Animals of the Disappearing Mangroves
As mangrove forests shrink worldwide, a menagerie of specially adapted animals that depend on them are at risk, too

The mangrove terrapin (Malaclemys terrapin), aka the
diamondback terrapin, is one of the only turtle species that can survive in brackish water and is a common coastal resident along the East Coast. But the subspecies rhizophorarum is restricted to mangrove areas in Florida and is now listed as "near threatened" by the International Union for Conservation of Nature and Natural Resources (IUCN).
Although most mangrove residents are birds and reptiles, some mammals also make their home in the tangled trees, including bats and even a sloth. The distinctive proboscis
monkey (Nasalis larvatus) is one of six threatened mammals that are restricted to mangrove habitats. The unusual, endangered primate, whose noses can grow to be up to seven inches (18 centimeters) long, lives in Borneo.

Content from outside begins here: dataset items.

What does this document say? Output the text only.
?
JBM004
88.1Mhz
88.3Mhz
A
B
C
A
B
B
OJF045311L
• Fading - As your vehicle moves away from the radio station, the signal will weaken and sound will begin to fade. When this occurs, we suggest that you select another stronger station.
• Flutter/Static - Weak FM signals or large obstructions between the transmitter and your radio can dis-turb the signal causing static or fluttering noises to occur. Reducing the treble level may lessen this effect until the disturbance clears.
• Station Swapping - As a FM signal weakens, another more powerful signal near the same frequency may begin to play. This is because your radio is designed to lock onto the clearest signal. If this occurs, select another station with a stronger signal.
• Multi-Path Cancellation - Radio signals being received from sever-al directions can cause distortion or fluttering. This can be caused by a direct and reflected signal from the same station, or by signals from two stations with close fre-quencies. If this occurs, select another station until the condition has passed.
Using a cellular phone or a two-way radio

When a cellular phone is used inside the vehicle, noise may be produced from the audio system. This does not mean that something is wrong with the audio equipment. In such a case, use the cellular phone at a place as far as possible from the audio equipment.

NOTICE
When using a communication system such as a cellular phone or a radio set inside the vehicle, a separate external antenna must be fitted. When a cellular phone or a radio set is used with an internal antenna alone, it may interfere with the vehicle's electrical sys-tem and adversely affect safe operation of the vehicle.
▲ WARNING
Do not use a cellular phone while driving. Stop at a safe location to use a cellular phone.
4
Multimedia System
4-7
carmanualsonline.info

Also known as the red-vented cockatoo (owing to its red under-tail feathers), the Cacatua Haematuropygia is native to the Philippine archipelago. Trapping the rare birds for
illegal trade as pets—along with habitat loss—has led to its current IUCN status of "critically endangered".

Madagascar teals, also called Bernier's Teal (Anas bernieri) live only in mangrove forests along the west coast of this Indian Ocean island nation. The endangered
ducks, which measure about 16 to 18 inches (40 to 45 centimeters) long, feed on invertebrates in the brackish waters and make their nests in the mangrove trees.

This endangered blackbird (Agelaius xanthomus) doesn't live exclusively in Puerto Rico's mangrove forests—it can also make a home in pastures and seashore cliffs. But because its other habitat has suffered heavy losses, largely due to
expanding agriculture and development, it has become more dependent on the mangrove retreats.